Приходит время, когда им становится мало выкрадываемых свободных жителей и превращения их в рабов... И тогда они устраивают войны, а с развитием знаний по управлению природными явлениями -- катастрофы. Им не нужно развитие науки, потому что оно начинает вредить их замыслам... им нужен неграмотный, зазомбированный религиозными догматами народ, который будет подчиняться их желаниям... Вначале они кучкуются где-то на окраине обжитого пространства, но потом, когда их критическая масса превышает его возможности, происходит всплеск... Начинается война на захват уже обжитых территорий и разведанных природных богатств, а больше всего на закабаление новых душ, которые должны добывать для хищников природные ресурсы, обеспечивать им комфортный уровень жизни... Но со временем эти захватчики стареют, их генофонд мутирует, изнашивается... И в головах их потомков начинают созревать мысли, противоестественные самому природному развитию любого живого существа... Обратите внимание на то, как в последнее время деградирует общество захватчиков... Какие противоестественные явления происходят в жизни подвластных им народов... Это конец, о котором они и не подозревают... они думают, что успеют вырваться из этого круга, обмануть мир, убежать в межзвёздное пространство, превратив свои тела в киборгов, чтобы существовать вечно...

    Разум покачал головой. Его лик был печален...

    -- Но зачем  они уничтожили тогда этот центр? -- Ольшанский подошёл ближе к голограмме Разума.

    -- Потому что они не могли воспользоваться теми способами управления, которые были разработаны для этого центра. Они совсем на другой основе, чем существующие сейчас на Земле, -- произнёс оживший Иванов. -- До этих знаний и до сих пор не смогли дойти наши учёные. Им всячески перекрывают пути развития заинтересованные в этом службы. Это совсем иной уровень познания мира... Они тогда не смогли перехватить управление системами, просто не поняли их сути, потому посчитали за лучшее всё уничтожить, зачистить всю планету, убрать тех, кто  мог знать о них и передать эти знания потомкам... Не понятно только, как смог сохраниться здесь искусственный интеллект?

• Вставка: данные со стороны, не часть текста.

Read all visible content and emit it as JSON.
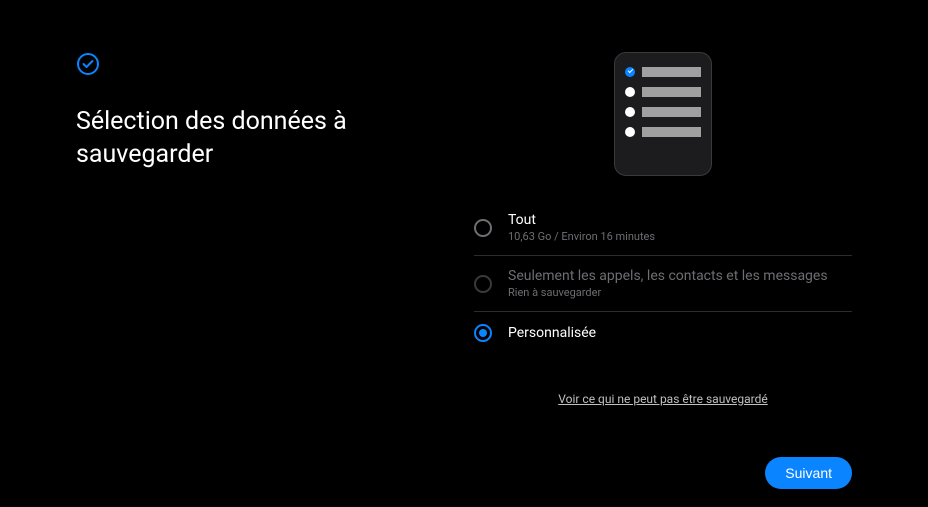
{
  "header": {
    "title": "Sélection des données à sauvegarder"
  },
  "options": [
    {
      "title": "Tout",
      "subtitle": "10,63 Go / Environ 16 minutes",
      "selected": false,
      "disabled": false
    },
    {
      "title": "Seulement les appels, les contacts et les messages",
      "subtitle": "Rien à sauvegarder",
      "selected": false,
      "disabled": true
    },
    {
      "title": "Personnalisée",
      "subtitle": "",
      "selected": true,
      "disabled": false
    }
  ],
  "secondaryLink": {
    "label": "Voir ce qui ne peut pas être sauvegardé"
  },
  "footer": {
    "nextButton": "Suivant"
  },
  "colors": {
    "accent": "#0a84ff",
    "background": "#000000"
  }
}
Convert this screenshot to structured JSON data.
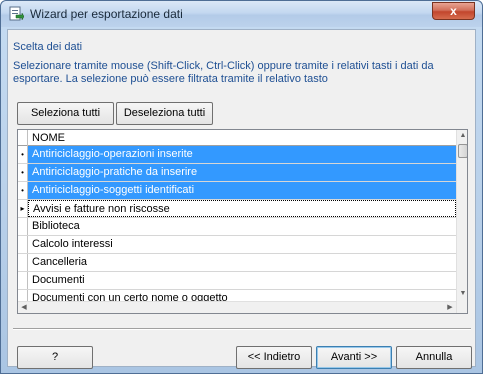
{
  "window": {
    "title": "Wizard per esportazione dati",
    "close_label": "x"
  },
  "section": {
    "title": "Scelta dei dati",
    "instructions_line1": "Selezionare tramite mouse (Shift-Click, Ctrl-Click) oppure tramite i  relativi tasti i dati da",
    "instructions_line2": "esportare. La selezione può essere filtrata tramite il relativo tasto"
  },
  "selection_buttons": {
    "select_all": "Seleziona tutti",
    "deselect_all": "Deseleziona tutti"
  },
  "grid": {
    "column_header": "NOME",
    "rows": [
      {
        "label": "Antiriciclaggio-operazioni inserite",
        "selected": true,
        "indicator": "•"
      },
      {
        "label": "Antiriciclaggio-pratiche da inserire",
        "selected": true,
        "indicator": "•"
      },
      {
        "label": "Antiriciclaggio-soggetti identificati",
        "selected": true,
        "indicator": "•"
      },
      {
        "label": "Avvisi e fatture non riscosse",
        "selected": false,
        "current": true,
        "indicator": "▸"
      },
      {
        "label": "Biblioteca",
        "selected": false,
        "indicator": ""
      },
      {
        "label": "Calcolo interessi",
        "selected": false,
        "indicator": ""
      },
      {
        "label": "Cancelleria",
        "selected": false,
        "indicator": ""
      },
      {
        "label": "Documenti",
        "selected": false,
        "indicator": ""
      },
      {
        "label": "Documenti con un certo nome o oggetto",
        "selected": false,
        "indicator": ""
      }
    ]
  },
  "footer": {
    "help_label": "?",
    "back_label": "<< Indietro",
    "next_label": "Avanti >>",
    "cancel_label": "Annulla"
  },
  "colors": {
    "selection": "#3399ff",
    "instruction_text": "#1e4f93"
  },
  "icons": {
    "app": "export-wizard-icon",
    "close": "close-icon",
    "scroll_up": "scroll-up-icon",
    "scroll_down": "scroll-down-icon",
    "scroll_left": "scroll-left-icon",
    "scroll_right": "scroll-right-icon"
  }
}
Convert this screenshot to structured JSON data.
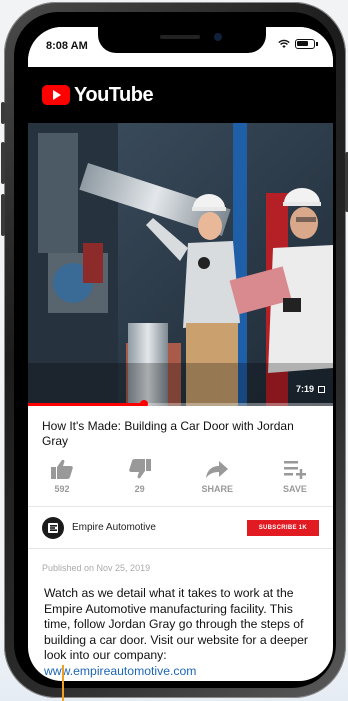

    Иванов поднялся с пола и заинтересованно стал разглядывать парящую в воздухе голограмму. Ему представлялся убелённый сединами старец с посохом в руке, на котором сидел нахохлившийся филин... Что-то подобное он когда-то видел то ли на картине, то ли на иллюстрации...

    -- Всё очень просто, -- усмехнулось изображение на голограмме, -- я же самовосстанавливающаяся и саморазвивающаяся система. Да, центр был разрушен основательно, впрочем, как и остальные, этот же не единственный центр. Но требовалось время для того, чтобы разорванные связи были восстановлены, потом предстояло получить доступ к внешней информации. А её получить, кроме как от живых жителей планеты, неоткуда. А тут вдруг в подземных ходах верхнего уровня появились какие-то существа. Людьми в полном значении этого слова их сложно было назвать. Фанатики-убийцы и алчные захватчики... В них было столько ненависти ко всему живому, такая аура злобы, зависти и презрения к инакомыслящим, что почти уничтоженные мои связи стали восстанавливаться... Чем больше было в их мозгах чувства жестокости и какого-то животного превосходства над теми, кто был наверху и кого они хотели низвести до образа животного, запугивая взрывами домов, отрезанием голов, подлыми нападениями со спины, тем быстрее восстанавливалось моё сознание... И мои сети стали вдруг стремительно разрастаться. Я понял, что нужен тем, кто там, наверху, что их надо спасать... А потом пришли те, что теперь лежат в дальнем стволе, который вы называете метро. Обычные жестокие и ненавидящие друг друга и всё живое на планете нелюди. Их интересовало только, как они называли, бабло... И пришли они за мной. Им пообещали много, очень много денег, если они попадут внутрь моей системы и взорвут её... Но они были патологические трусы, очень высоко ценившие свою личную жизнь и откровенно презиравшие и ни во что не ставившие чужие... Потому они привели двух женщин и детей, чтобы с их помощью проникнуть в мой мир... Что из этого получилось, вы видели... А я подключился к женщинам и детям... И это дало мне ещё больший толчок к развитию...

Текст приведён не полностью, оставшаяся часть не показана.